Remission of the Overpayment

[29] Subsection 66(3) of the Canada Pension Plan says that, under certain circumstances, the Minister can “remit” part or all of an overpayment. This means the benefit recipient is no longer responsible for the part of the overpayment that has been “remitted”. The Minister can remit part or all of an overpayment in four situations. Those situations are when: (1) the overpayment cannot be collected within the reasonably foreseeable future, (2) the costs of collecting the overpayment are likely to equal or exceed the amount to be collected, (3) repayment would cause undue hardship, or (4) the overpayment is the result of the Minister’s erroneous advice or administrative error.Footnote 26

[30] The Claimant says some of those grounds may apply to him. However, remission is considered an exercise of the Minister’s discretion. This means that the Tribunal does not have the jurisdiction to order the remission of the overpayment. The Tribunal is created by statute, and its powers are limited to the powers set out in the enabling statute.Footnote 27 The Claimant must raise the remission issue directly with the Minister. If he is unhappy with the Minister’s discretionary ruling on remission, his recourse is a judicial review application to the Federal Court.Footnote 28 The Tribunal cannot help him with this, or even offer an opinion on whether he would be successful.

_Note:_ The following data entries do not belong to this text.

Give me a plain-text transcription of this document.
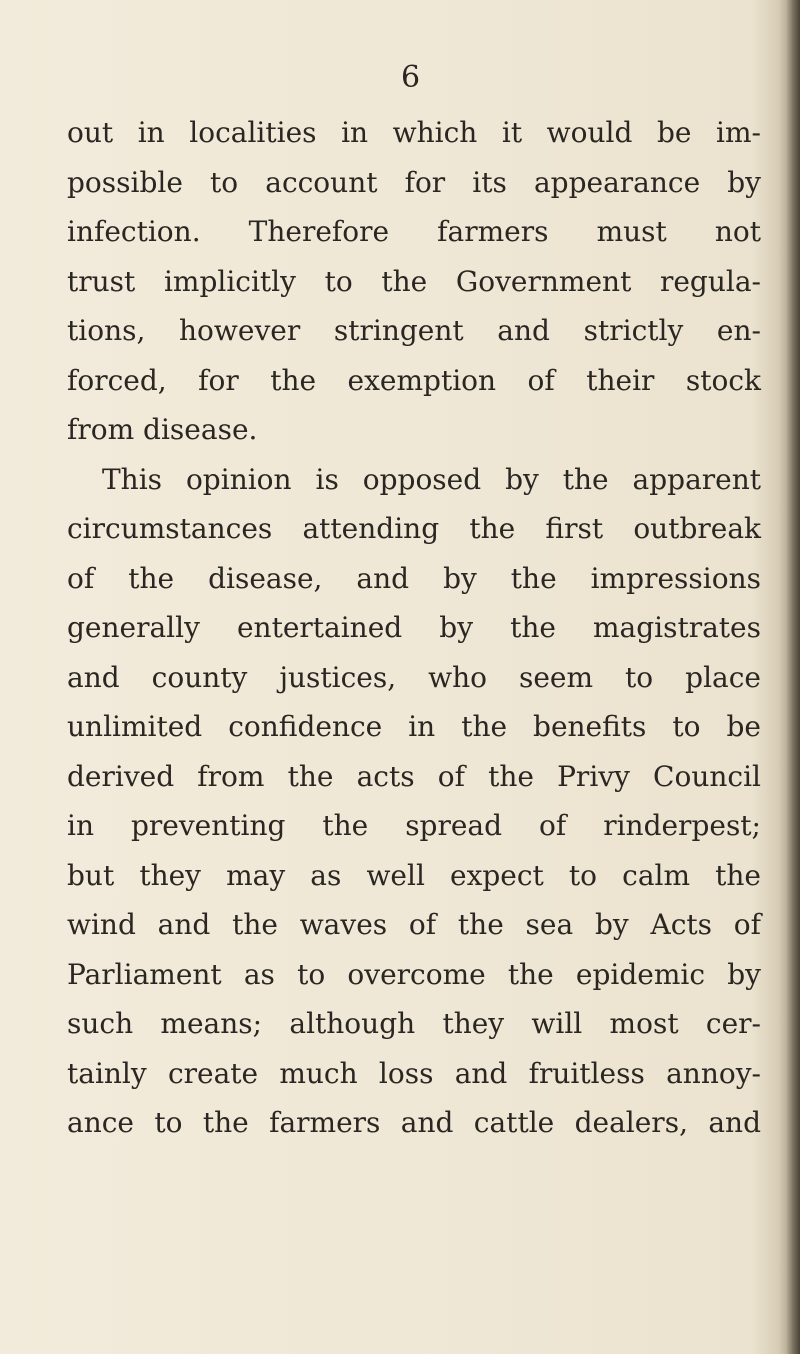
6
out in localities in which it would be im-
possible to account for its appearance by
infection. Therefore farmers must not
trust implicitly to the Government regula-
tions, however stringent and strictly en-
forced, for the exemption of their stock
from disease.
This opinion is opposed by the apparent
circumstances attending the first outbreak
of the disease, and by the impressions
generally entertained by the magistrates
and county justices, who seem to place
unlimited confidence in the benefits to be
derived from the acts of the Privy Council
in preventing the spread of rinderpest;
but they may as well expect to calm the
wind and the waves of the sea by Acts of
Parliament as to overcome the epidemic by
such means; although they will most cer-
tainly create much loss and fruitless annoy-
ance to the farmers and cattle dealers, and
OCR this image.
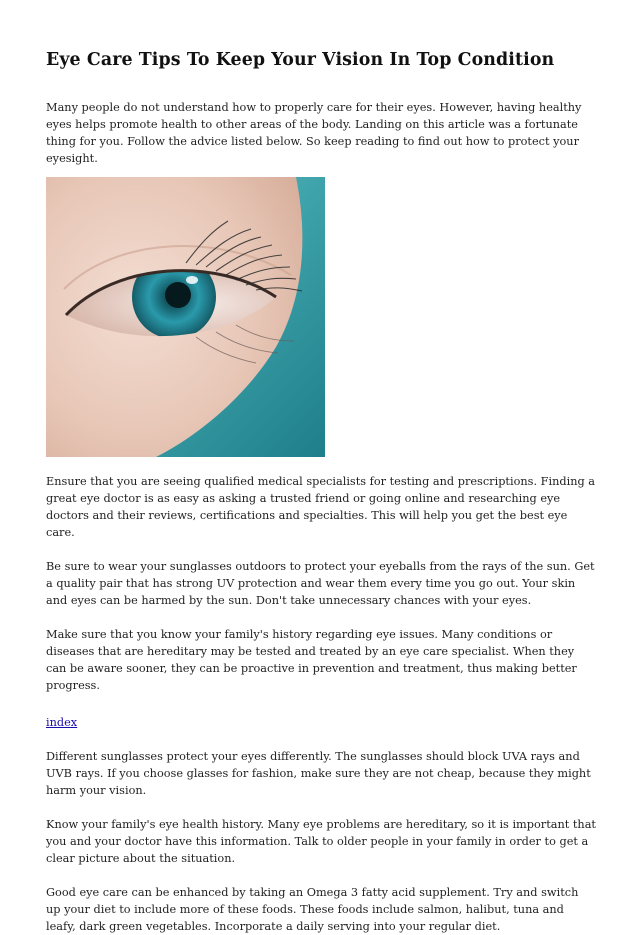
Eye Care Tips To Keep Your Vision In Top Condition

Many people do not understand how to properly care for their eyes. However, having healthy eyes helps promote health to other areas of the body. Landing on this article was a fortunate thing for you. Follow the advice listed below. So keep reading to find out how to protect your eyesight.

Ensure that you are seeing qualified medical specialists for testing and prescriptions. Finding a great eye doctor is as easy as asking a trusted friend or going online and researching eye doctors and their reviews, certifications and specialties. This will help you get the best eye care.

Be sure to wear your sunglasses outdoors to protect your eyeballs from the rays of the sun. Get a quality pair that has strong UV protection and wear them every time you go out. Your skin and eyes can be harmed by the sun. Don't take unnecessary chances with your eyes.

Make sure that you know your family's history regarding eye issues. Many conditions or diseases that are hereditary may be tested and treated by an eye care specialist. When they can be aware sooner, they can be proactive in prevention and treatment, thus making better progress.

index

Different sunglasses protect your eyes differently. The sunglasses should block UVA rays and UVB rays. If you choose glasses for fashion, make sure they are not cheap, because they might harm your vision.

Know your family's eye health history. Many eye problems are hereditary, so it is important that you and your doctor have this information. Talk to older people in your family in order to get a clear picture about the situation.

Good eye care can be enhanced by taking an Omega 3 fatty acid supplement. Try and switch up your diet to include more of these foods. These foods include salmon, halibut, tuna and leafy, dark green vegetables. Incorporate a daily serving into your regular diet.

[31] Besides subsection 66(3), one other CPP provision mentions administrative error and erroneous advice by the Minister. However, as it only applies when the error caused the denial of a benefit that should have been paid, it does not help the Claimant.Footnote 29 That is not what happened here. In this case, any error by the Minister resulted in the payment of a benefit, rather than the denial of a benefit.

Conclusion

[32] The appeal is dismissed. The Claimant was not entitled to receive a CPP disability pension after July 31, 2012. An overpayment has resulted, and the Tribunal does not have the authority to waive the repayment obligation. The Claimant’s recourse appears to be pursuing remission directly with the Minister. Any dispute with the Minister’s remission decision would require an application to the Federal Court.